Çatışan taraflar arasında kalıcı ateşkes tesis edilmesi ve BM Güvenlik Konseyi’nin 2254 sayılı kararıyla öngörülen siyasi süreçte ilerleme kaydedilmesi amacıyla Suriye konusunda yürüttükleri aktif işbirliğinin sürdürülmesi hususundaki kararlılıklarını teyit etmişlerdir;

Suriye’nin egemenliğine, bağımsızlığına, birliğine, toprak bütünlüğüne ve belli bir mezhep temelinde olmayan yapısına olan kuvvetli taahhütlerini yinelemişlerdir. Kim tarafından gerçekleştirildiğine bakılmaksızın, atılacak adımların hiçbirinin ilgili BM kararları ve Suriye toplumunun tüm kesimlerinin temsilcilerinin iradesi tarafından tasdik edilen bu ilkelere halel getirmemesi gerektiğini vurgulamışlardır. Terörle mücadele kisvesi altında sahada yeni gerçeklikler yaratılmasına dair her türlü girişimi reddetmiş, Suriye’nin egemenliği ve toprak bütünlüğü ile komşu ülkelerin ulusal güvenliğini zayıflatmayı amaçlayan ayrılıkçı gündemlere karşı durma kararlılıklarını ifade etmişlerdir;

Soçi’de 30 Ocak 2018 tarihinde toplanan Suriye Ulusal Diyalog Kongresi’nin siyasi sürecin önünü açan önemli bir kilometre taşı olduğuna dair inançlarını ifade etmiş; BM Genel Sekreteri ve uluslararası toplum tarafından desteklenen, bir Anayasa Komitesi kurulması yolundaki mutabakat başta olmak üzere, Suriye toplumunun tüm kesimlerinin temsilcilerinin iradesini yansıtan Kongre sonuçlarının takibini yapma yönündeki taahhütlerini yinelemişlerdir.
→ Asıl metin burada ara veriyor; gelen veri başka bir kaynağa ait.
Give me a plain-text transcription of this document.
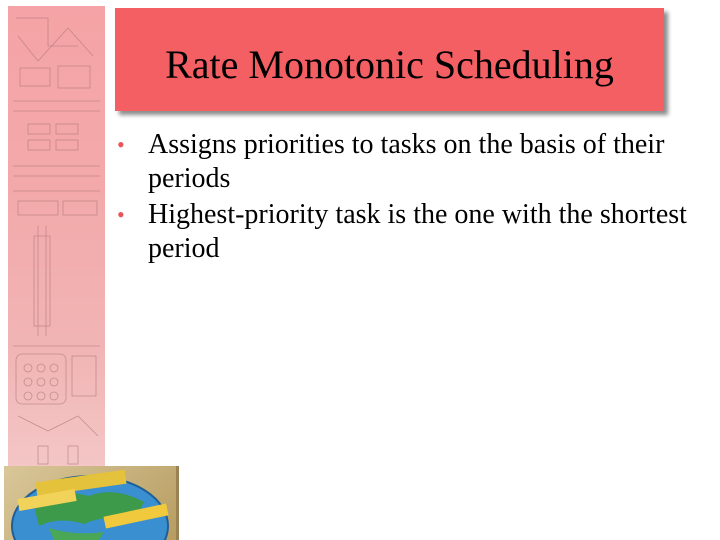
Rate Monotonic Scheduling
• Assigns priorities to tasks on the basis of their periods
• Highest-priority task is the one with the shortest period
Komite’nin BM Genel Sekreteri’nin Suriye Özel Temsilcisi’nin yardımıyla ve üç garantör ülkeyle eşgüdümle Cenevre’deki çalışmalarına biran önce başlamasını kolaylaştırmaya yönelik desteklerini teyit etmişlerdir;

Suriye Ulusal Diyalog Kongresi’nin sonuçlarına destek olmaları için Suriye Arap Cumhuriyeti Hükümeti temsilcileri ile Suriye’nin egemenliğine, bağımsızlığına, birliğine, toprak bütünlüğüne ve belli bir fraksiyon temelinde olmayan yapısına bağlı olan muhalefete ve uluslararası topluma çağrıda bulunmuşlardır;

Suriye ihtilafına askeri çözüm getirilemeyeceğine ve ihtilafın sadece müzakere edilmiş bir siyasi süreç yoluyla sona erdirilebileceğine dair inançlarını ifade etmişlerdir;

Suriyelilere; ülkelerinin birliğini yeniden tesis etmelerinde; Suriye halkının desteğini alacak bir anayasayla sonuçlanmak üzere, Suriye halkının özgür iradesi temelinde Suriyelilerin öncülüğünde ve sahipliğinde yürütülecek kapsayıcı, özgür, adil ve şeffaf bir süreç ve katılmaya ehil tüm Suriyelilerin BM'nin uygun şekilde gözetimi altında oy kullanacağı serbest ve adil seçimler vasıtasıyla ihtilafa siyasi çözüm bulmalarında yardımcı olma gerekliliğini yinelemişlerdir;

BM Güvenlik Konseyi tarafından tanımlandığı üzere Suriye’deki DEAŞ, Nusra Cephesi ve El Kaide veya DEAŞ’la bağlantılı tüm diğer bireyler, gruplar, teşebbüsler ve oluşumların ortadan kaldırılması amacıyla aralarındaki işbirliğini sürdürme kararlılıklarını teyit etmiş ve uluslararası terörizmle mücadeleye yönelik ortak çabalarının başarısının altını çizmişlerdir;

Terörle mücadelede, yukarıda belirtilen terör örgütlerinin ateşkes rejimine katılmış ve katılacak olan silahlı muhalif gruplardan ayrıştırılmasının sivil zayiatın önlenmesi bakımından büyük önem arzettiğinin altını çizmişlerdir;

Doğu Guta, Yarmuk, Fua ve Kefraya, İdlip Eyaleti, Kuzey Hama Vilayeti, Rukban ve Rakka dahil olmak üzere tüm Suriye’deki vahim insani duruma tepki olarak alınan 2401 sayılı BM Güvenlik Konseyi Kararını memnuniyetle karşılamışlar; çatışan taraflara, ateşkes ihlallerinden kaçınma da dahil olmak üzere, sözkonusu Kararın hükümlerine uymaları konusunda güçlü çağrıda bulunmuşlardır;

Sahada sükunetin sağlanması ve gerginliği azaltma bölgelerinde sivillerin korunması ile bu bölgelere hızlı, güvenli ve kesintisiz insani erişim sağlanmasını kolaylaştırma çabalarına hız verme hususundaki müşterek kararlılıklarının altını çizmişler ve gerginliği azaltma bölgelerinin 4 Mayıs 2017 tarihli Muhtıra’da belirtildiği şekilde geçici nitelikte olduğunu vurgulamışlardır.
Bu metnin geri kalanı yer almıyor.